I then brought him to the doctor to get his plumbing checked out. It's fine, apparently. The problem is in his DNA. As I understand it, the second X chromosome is missing its right leg. It's fairly common in about 50% of humans. It's not curable. It’s called XY Chromosomal Disorder, and it means he's a boy.

At this point the house went on the market, we were moving, and with all the commotion, we just decided to give up for a few months. Even if we'd accomplish anything, it would all be undone by the typical upheaval response of young children: potty reversal.

But now that we're settled a little more, we've decided to go through the methods again and hope that one of them catches this time. So, we just finished two weeks of the timer method. TWO WEEKS! This is another method that’s billed at Potty-training-in-a-day. He's got a Pavlovian response now: he hears any sort of alarm, anywhere, and he goes potty. But it's not been all that successful, when, say, no alarm goes off for an hour. And we have large items that aren't being covered here: large, brown and squishy items.

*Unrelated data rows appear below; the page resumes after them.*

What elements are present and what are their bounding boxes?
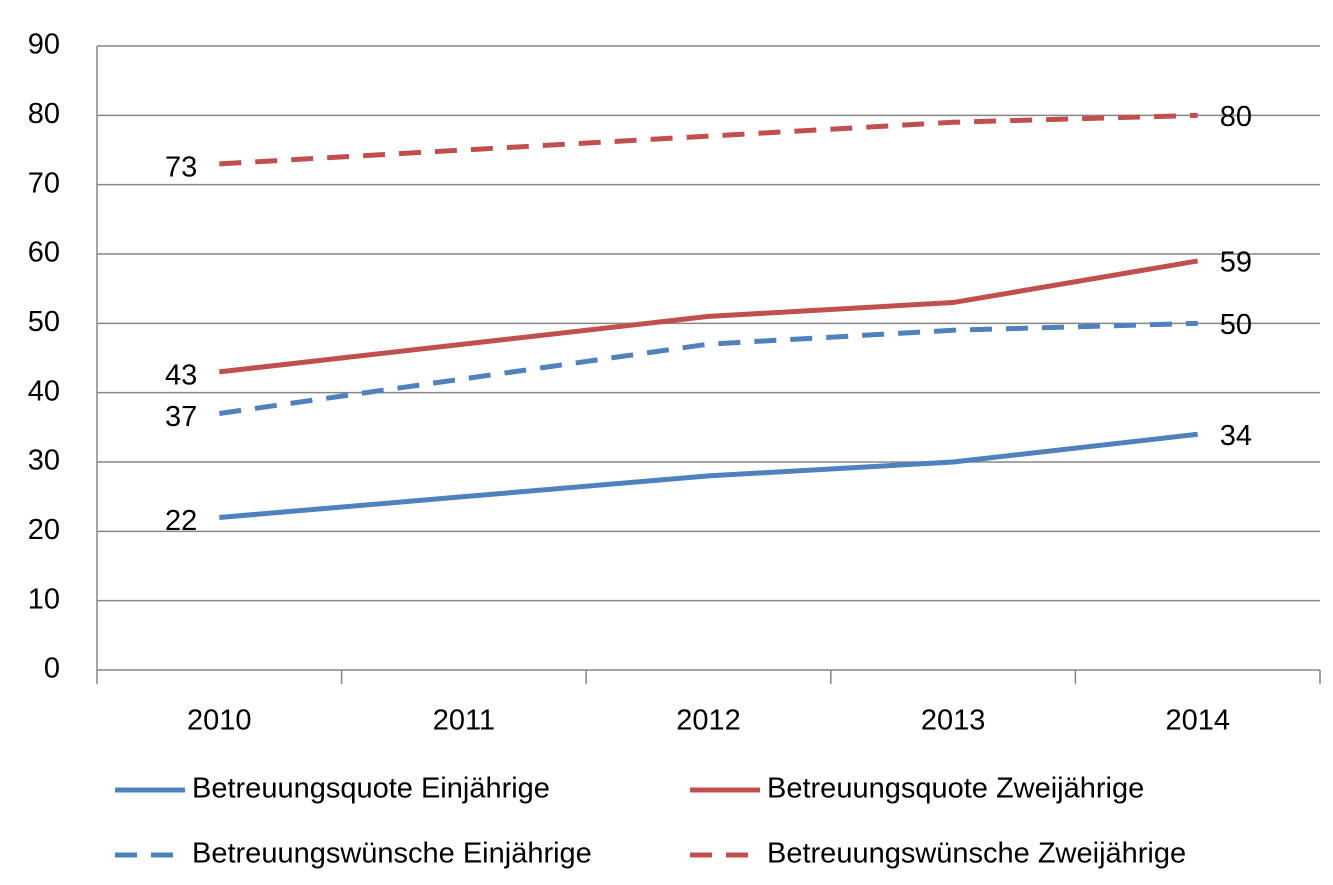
series-line [218,320,1198,416]
legend-label: Betreuungswünsche Zweijährige [767,838,1186,870]
x-tick-label: 2011 [433,705,495,737]
x-tick-label: 2010 [187,705,252,737]
data-label: 73 [165,152,197,184]
y-tick-label: 50 [28,306,60,338]
x-tick-label: 2014 [1165,705,1230,737]
y-tick-label: 60 [28,237,60,269]
data-label: 80 [1220,101,1252,133]
series-line [219,112,1198,167]
x-tick-label: 2013 [921,705,986,737]
data-label: 59 [1220,247,1252,279]
series-line [219,431,1198,520]
legend-label: Betreuungsquote Zweijährige [767,773,1144,805]
data-label: 37 [165,401,197,433]
y-tick-label: 20 [28,514,60,546]
data-label: 34 [1220,420,1252,452]
y-tick-label: 0 [44,653,60,685]
y-tick-label: 30 [28,445,60,477]
y-tick-label: 70 [28,167,60,199]
data-label: 50 [1220,309,1252,341]
x-tick-label: 2012 [676,705,741,737]
y-tick-label: 10 [28,583,60,615]
data-label: 22 [165,505,197,537]
y-tick-label: 90 [28,29,60,61]
y-tick-label: 80 [28,98,60,130]
y-tick-label: 40 [28,375,60,407]
legend-label: Betreuungsquote Einjährige [192,773,550,805]
legend-label: Betreuungswünsche Einjährige [192,838,592,870]
data-label: 43 [165,360,197,392]
series-line [219,258,1199,375]
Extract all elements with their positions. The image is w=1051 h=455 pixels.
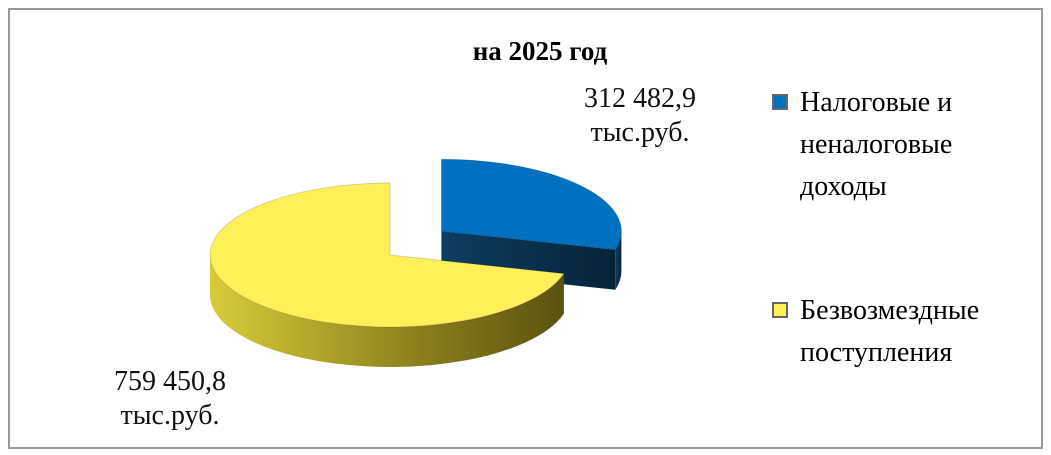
legend-label: Безвозмездные поступления bbox=[800, 295, 980, 368]
legend-swatch bbox=[772, 302, 788, 318]
legend-label: Налоговые и неналоговые доходы bbox=[800, 87, 953, 202]
legend-item: Налоговые и неналоговые доходы bbox=[772, 82, 1032, 208]
legend-swatch bbox=[772, 94, 788, 110]
pie-slice bbox=[440, 158, 622, 251]
pie-slice-side bbox=[210, 255, 564, 367]
data-label: 759 450,8 тыс.руб. bbox=[114, 366, 226, 431]
chart-title: на 2025 год bbox=[472, 36, 608, 66]
pie-slice-side bbox=[615, 231, 622, 290]
pie-slice bbox=[209, 182, 565, 328]
data-label: 312 482,9 тыс.руб. bbox=[584, 83, 696, 148]
legend-item: Безвозмездные поступления bbox=[772, 290, 1032, 374]
chart-frame bbox=[8, 8, 1043, 449]
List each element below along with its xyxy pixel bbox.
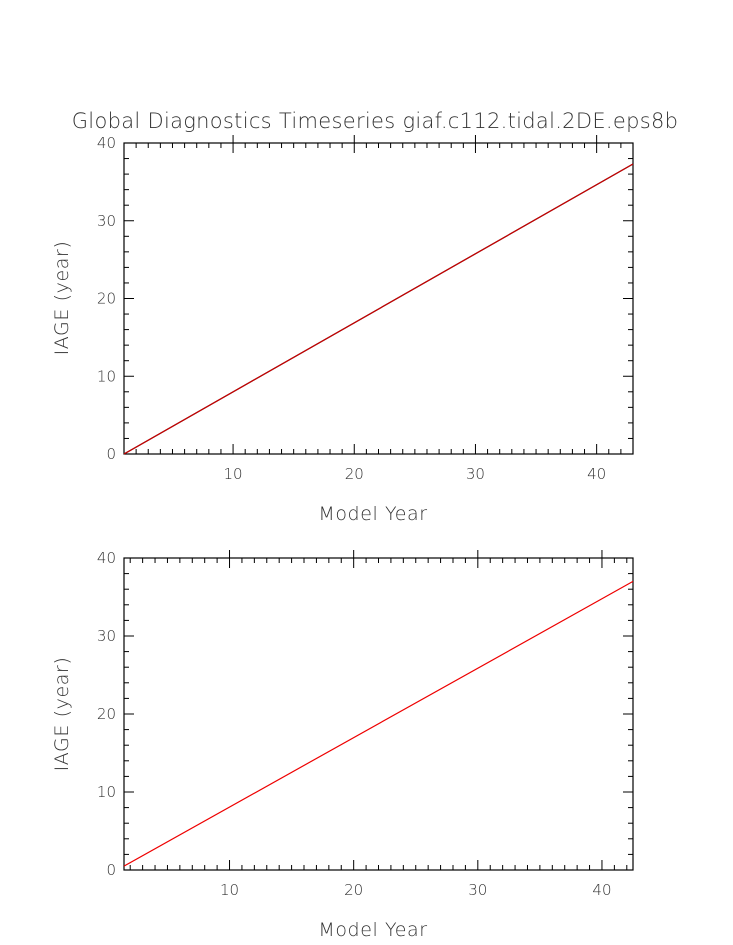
y-tick-label: 30: [97, 627, 116, 645]
x-tick-label: 10: [220, 881, 239, 899]
chart-1: Global Diagnostics Timeseries giaf.c112.…: [51, 109, 678, 525]
y-tick-label: 40: [97, 134, 116, 152]
y-tick-label: 0: [106, 445, 116, 463]
chart-2: 10 20 30 40 0 10 20 30 40 Model Year IAGE (year): [51, 549, 634, 941]
y-tick-label: 20: [97, 705, 116, 723]
chart-2-y-axis-label: IAGE (year): [51, 657, 73, 772]
x-tick-label: 30: [468, 881, 487, 899]
y-tick-label: 30: [97, 212, 116, 230]
chart-1-series: [123, 163, 634, 455]
x-tick-label: 40: [592, 881, 611, 899]
chart-1-title: Global Diagnostics Timeseries giaf.c112.…: [72, 109, 679, 133]
chart-1-y-axis-label: IAGE (year): [51, 241, 73, 356]
chart-1-ticks: 10 20 30 40 0 10 20 30 40: [97, 134, 634, 483]
series-line: [123, 163, 634, 455]
y-tick-label: 40: [97, 549, 116, 567]
x-tick-label: 20: [345, 465, 364, 483]
x-tick-label: 20: [344, 881, 363, 899]
x-tick-label: 10: [224, 465, 243, 483]
y-tick-label: 10: [97, 367, 116, 385]
chart-2-series: [123, 580, 634, 867]
chart-2-x-axis-label: Model Year: [318, 919, 427, 941]
series-line: [123, 580, 634, 867]
x-tick-label: 30: [466, 465, 485, 483]
chart-1-plot-frame: [123, 142, 634, 455]
chart-2-ticks: 10 20 30 40 0 10 20 30 40: [97, 549, 633, 899]
x-tick-label: 40: [587, 465, 606, 483]
y-tick-label: 20: [97, 290, 116, 308]
chart-1-x-axis-label: Model Year: [318, 503, 427, 525]
y-tick-label: 10: [97, 783, 116, 801]
y-tick-label: 0: [106, 861, 116, 879]
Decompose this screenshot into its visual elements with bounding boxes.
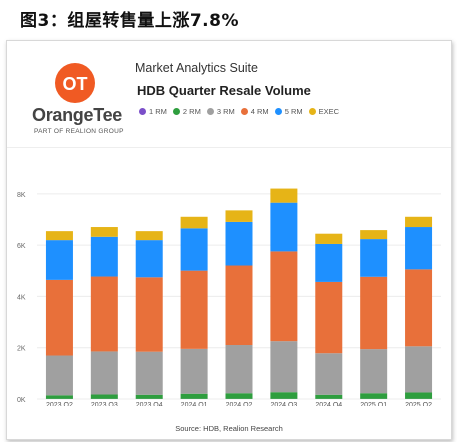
bar-segment (180, 270, 208, 349)
bar-segment (45, 355, 73, 396)
bar-segment (45, 240, 73, 280)
x-tick-label: 2025 Q2 (405, 402, 432, 406)
bar-segment (180, 393, 208, 399)
bar-segment (360, 239, 388, 277)
legend-swatch (206, 108, 214, 115)
bar-segment (360, 349, 388, 394)
bar-segment (180, 216, 208, 229)
x-tick-label: 2024 Q2 (226, 402, 253, 406)
source-note: Source: HDB, Realion Research (175, 424, 283, 433)
y-tick-label: 8K (17, 192, 26, 199)
legend-swatch (139, 108, 146, 115)
y-tick-label: 4K (17, 294, 26, 301)
suite-name: Market Analytics Suite (135, 61, 258, 75)
bar-segment (360, 230, 388, 240)
bar-segment (315, 394, 343, 399)
chart-card: OT OrangeTee PART OF REALION GROUP Marke… (6, 40, 452, 440)
bar-segment (360, 276, 388, 350)
bar-segment (225, 221, 253, 266)
bar-segment (315, 233, 343, 244)
bar-segment (270, 392, 298, 399)
x-tick-label: 2023 Q3 (91, 402, 118, 406)
bar-segment (405, 216, 433, 228)
logo-mark-text: OT (63, 74, 88, 94)
bar-segment (90, 227, 118, 237)
bar-segment (135, 231, 163, 241)
legend-label: EXEC (318, 107, 340, 116)
bar-segment (45, 395, 73, 399)
bar-segment (90, 394, 118, 399)
legend-label: 2 RM (182, 107, 201, 116)
bar-segment (90, 351, 118, 395)
bar-segment (270, 251, 298, 342)
legend-item[interactable]: 1 RM (139, 107, 167, 116)
bar-segment (315, 243, 343, 282)
bar-segment (225, 393, 253, 399)
brand-name: OrangeTee (32, 105, 122, 125)
y-tick-label: 0K (17, 397, 26, 404)
figure-title: 图3：组屋转售量上涨7.8% (20, 11, 239, 31)
bar-segment (405, 227, 433, 270)
x-tick-label: 2024 Q3 (270, 402, 297, 406)
bar-segment (270, 188, 298, 203)
bar-segment (225, 210, 253, 222)
bar-segment (45, 231, 73, 241)
chart-title: HDB Quarter Resale Volume (137, 83, 311, 98)
bar-segment (405, 269, 433, 347)
bar-segment (360, 393, 388, 399)
x-tick-label: 2023 Q4 (136, 402, 163, 406)
bar-segment (135, 277, 163, 352)
legend-label: 3 RM (216, 107, 235, 116)
bar-segment (405, 346, 433, 393)
bar-segment (270, 202, 298, 252)
x-tick-label: 2023 Q2 (46, 402, 73, 406)
legend-label: 5 RM (284, 107, 303, 116)
bar-segment (90, 276, 118, 352)
legend-item[interactable]: 5 RM (274, 107, 303, 116)
legend-item[interactable]: 4 RM (240, 107, 269, 116)
legend-item[interactable]: EXEC (308, 107, 340, 116)
legend-item[interactable]: 3 RM (206, 107, 235, 116)
bar-segment (180, 348, 208, 394)
bar-segment (90, 236, 118, 277)
bar-segment (315, 281, 343, 354)
bar-segment (270, 341, 298, 393)
legend-label: 1 RM (149, 107, 167, 116)
bar-segment (180, 228, 208, 271)
bar-segment (225, 265, 253, 346)
legend-item[interactable]: 2 RM (172, 107, 201, 116)
legend-swatch (172, 108, 180, 115)
x-tick-label: 2024 Q1 (181, 402, 208, 406)
x-tick-label: 2024 Q4 (315, 402, 342, 406)
y-tick-label: 6K (17, 243, 26, 250)
header-divider (7, 147, 451, 148)
legend-swatch (274, 108, 282, 115)
chart-legend: 1 RM 2 RM 3 RM 4 RM 5 RM EXEC (139, 107, 339, 116)
legend-swatch (308, 108, 316, 115)
legend-label: 4 RM (250, 107, 269, 116)
stacked-bar-chart: 0K 2K 4K 6K 8K 2023 Q2 2023 Q3 2023 Q4 2024 Q1 20… (17, 188, 441, 406)
y-tick-label: 2K (17, 346, 26, 353)
bar-segment (135, 240, 163, 278)
bar-segment (135, 394, 163, 399)
brand-subtitle: PART OF REALION GROUP (34, 128, 124, 135)
bar-segment (405, 392, 433, 399)
x-tick-label: 2025 Q1 (360, 402, 387, 406)
orangetee-logo-icon: OT (55, 63, 95, 103)
legend-swatch (240, 108, 248, 115)
bar-segment (315, 353, 343, 395)
bar-segment (45, 279, 73, 356)
bar-segment (135, 351, 163, 395)
bar-segment (225, 345, 253, 394)
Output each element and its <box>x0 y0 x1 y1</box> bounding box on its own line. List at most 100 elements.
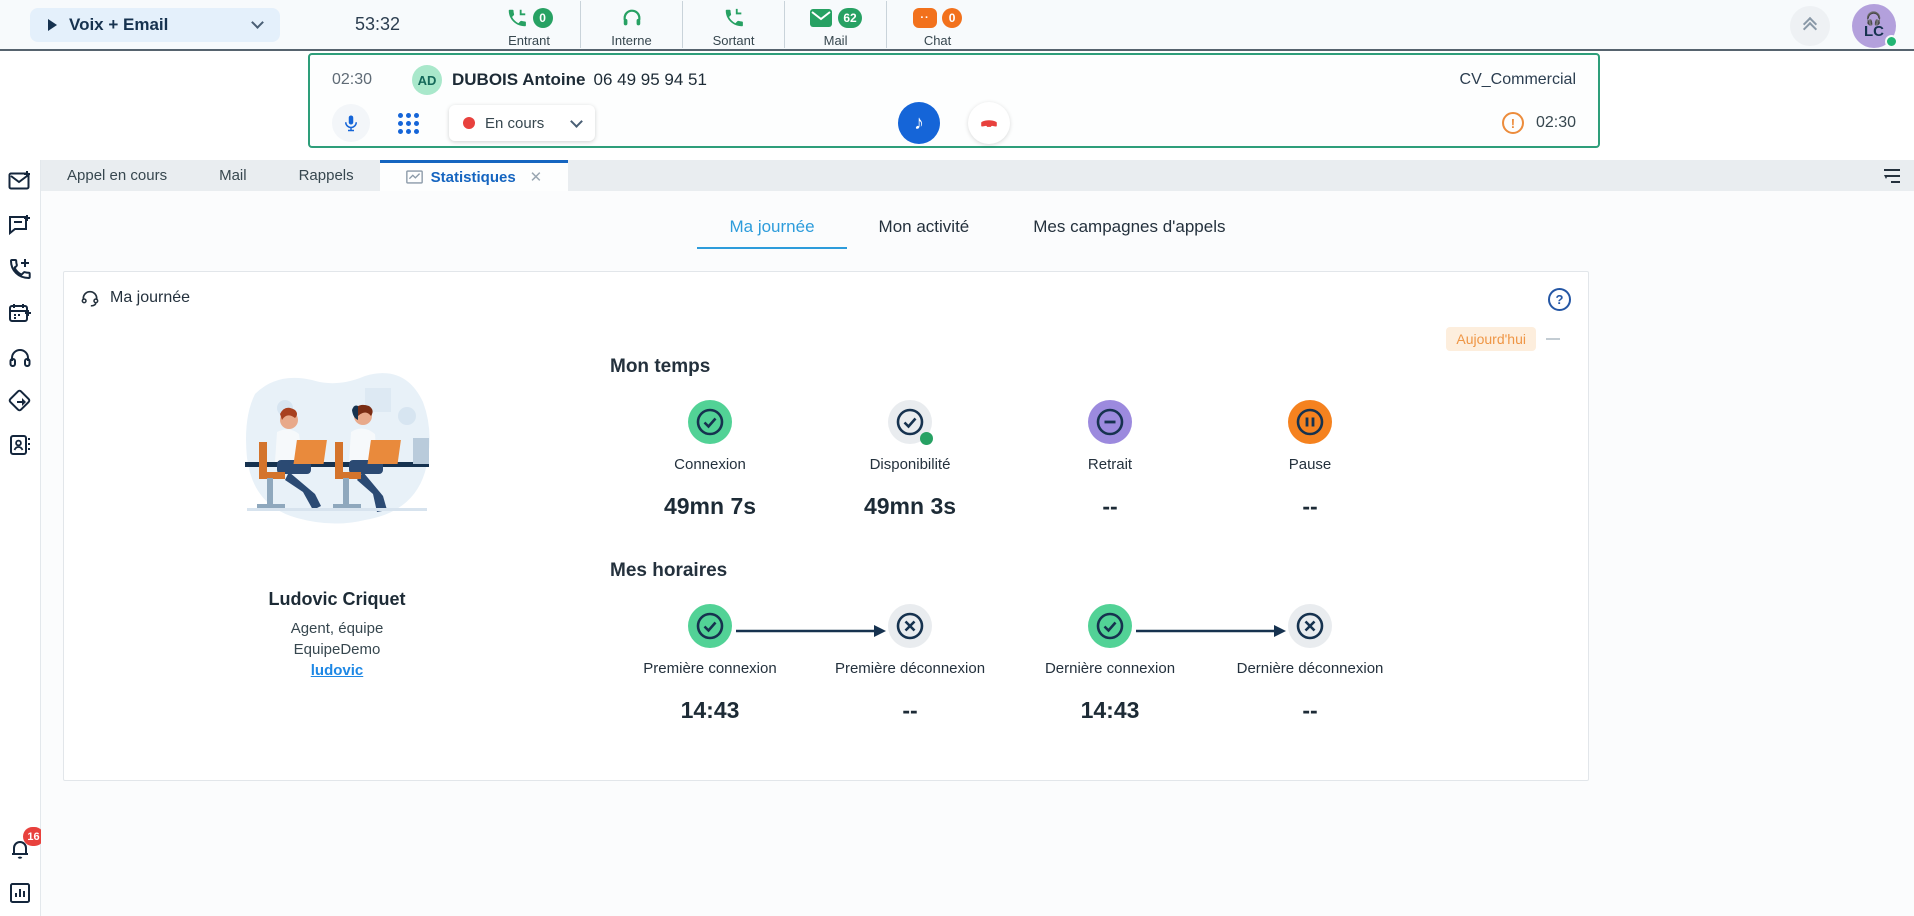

So now we're trying M&M's again. Two browns for #2 in the potty. And any color for pee.

While pressing some of our cider (41 gallons going hard right now!), Coyote claimed he'd pooped his pants and it was dribbling down his legs. No one wanted to check, least we contaminate the goods with fecal matter. We were tired from cranking and grinding and pressing. So we grumpily packed everything up, washed it all down and jetted home to deal with our errant eliminator. We get home: nothing. No poop. It was a joke! So we put him in the tub anyway, cuz he's dirty. And then he poops, in the tub.

The other day, first thing, he poops his unders. And then he says to me in utter surprise, totally incredulous, "I thought I was supposed to be potty trained!"

Is it sacrilegious to pray for divine poop intervention? Is god, if indeed there is, a god of elimination as well as consumption? To whom do I send my plea of "Uncle"?

Coyote can be cute. And I better remind myself of that right here: when doing paper crafts, he likes me to “stample” things together. And today, he and Huck made an apple pie. Coyote decided he was a “bakery” and this was his pie-slash-skateboarding school. (Marble school starts at 2:30, FYI.) And everything had an instructional play-by-play to it which was induplicatably cute. We don’t have TV, therefore no food channel, so I have no idea where this came from. Focusing on the CUTE helps me refrain from planning Nebraskaas the next family vacation destination.